When he emerged as a middle distance power at the World Championships in Helsinki three years ago, Rashid Ramzi said his childhood idol was Hicham El Guerrouj. Tonight the 28-year-old succeeded the all-time great as the Olympic 1500m champion.
Biding his time in the middle of the pack for more than half the race, the enigmatic Bahraini wormed his way through the pack to join the leaders at the bell before making his break with 200 metres to go. The gap of some two metres he carried through the final bend proved to be decisive as he crossed the line in 3:32.94.
But he wasn’t alone when he unleashed his fearsome trademark kick. Kenyan teenager Asbel Kiprop, who shared the early race pacing chores with his teammate Augustine Choge, matched Ramzi’s move, and although he wasn’t able to catch him, he didn’t allow the gap to grow either. The 19-year-old finished just a step behind in 3:33.11 to take the silver, the eighth medal overall in the event for Kenya in Olympic competition.
“I’m not disappointed,” said Kiprop, who was fourth at the World championships last year. “Not at all.”
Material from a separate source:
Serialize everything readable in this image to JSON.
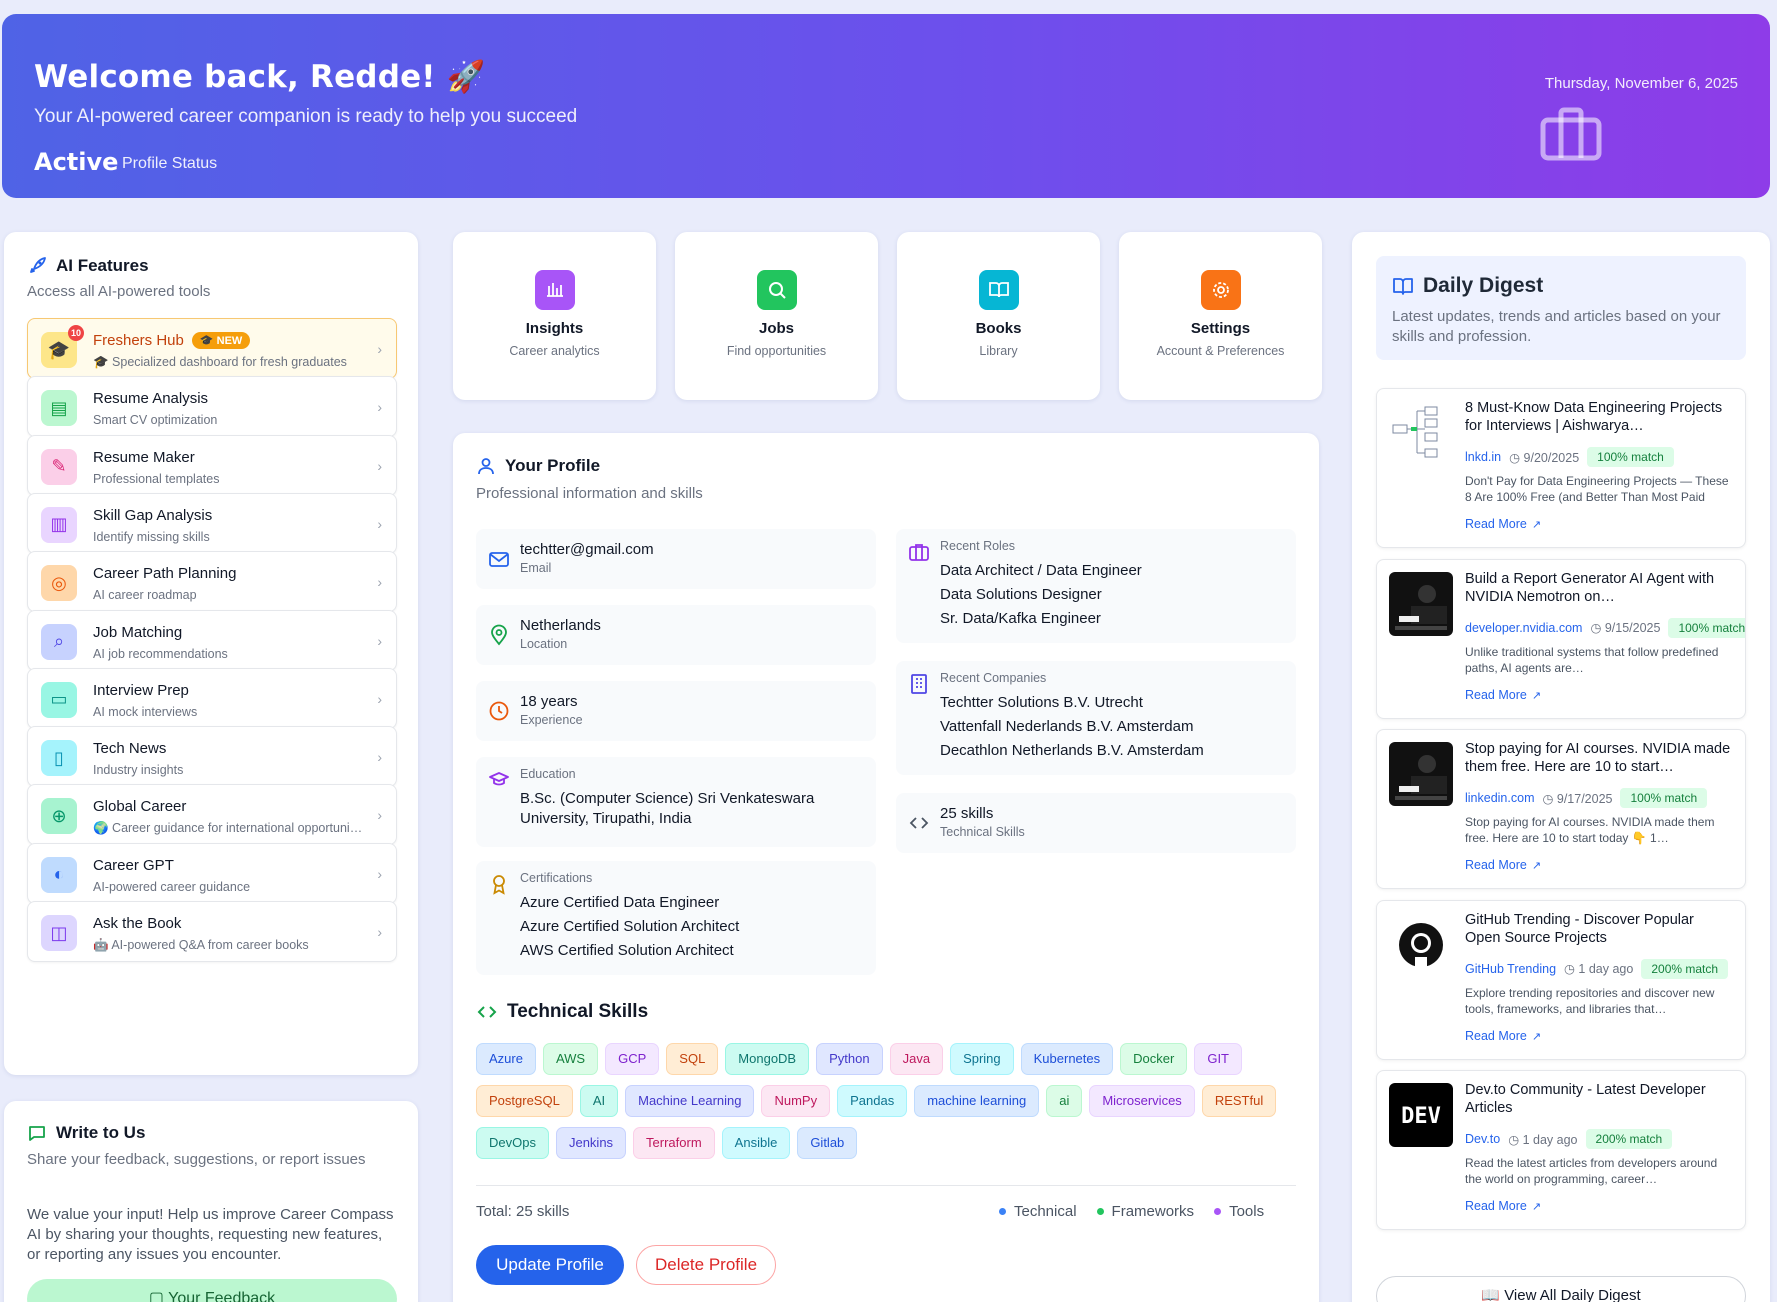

In the fast and furious charge over the final 150 metres, New Zealander Nick Willis produced the race of his life. Sixth entering the homestretch, the 25-year-old national record holder forged on to claim the bronze in 3:34.16, holding off Frenchman Mehdi Baala, who was running on the inside, by just 0.05 seconds.
“I wasn’t able to get the gold,” said Willis, “but to get a bronze means just as much.”
Just over half a second separated finishers four through seven, with Spaniard Juan Carlos Higuero taking fifth (3:34.44) to give Europe two top-five finishers for the second straight Games.
Kiprop said that he and Choge made the decision last night to assume the pacing chores. A brisk pace from the outset, they reasoned, would be the only way to work the kick out of Ramzi’s legs. But that game plan did not quite come to pass.
Kiprop assumed the immediate lead, bringing the tightly-knit pack through the first lap in 56.48, but Choge then slowed the tempo significantly, reaching the 800m in 1:56.06. The next lap was quicker, but the 2:53 split at 1200m wasn’t quite according to plan either.
“We were hoping for 2:50,” Kiprop confirmed. Choge later wasn’t a factor in the homestretch battle, fading to 10th in 3:35.50.
Such is the reputation Ramzi has managed to build, even though he races sparingly. And now, besides a master of the finishing kick – the final lap here was a tick under 53 seconds – he is becoming a man of championships as well. The 800/1500m World champion in 2005, he took silver in the longer distance in Osaka last year, despite missing two months of training to injury. And tomorrow, he said, he’ll decide whether to emulate his idol’s Athens Olympic achievement, and contest the 5000m as well.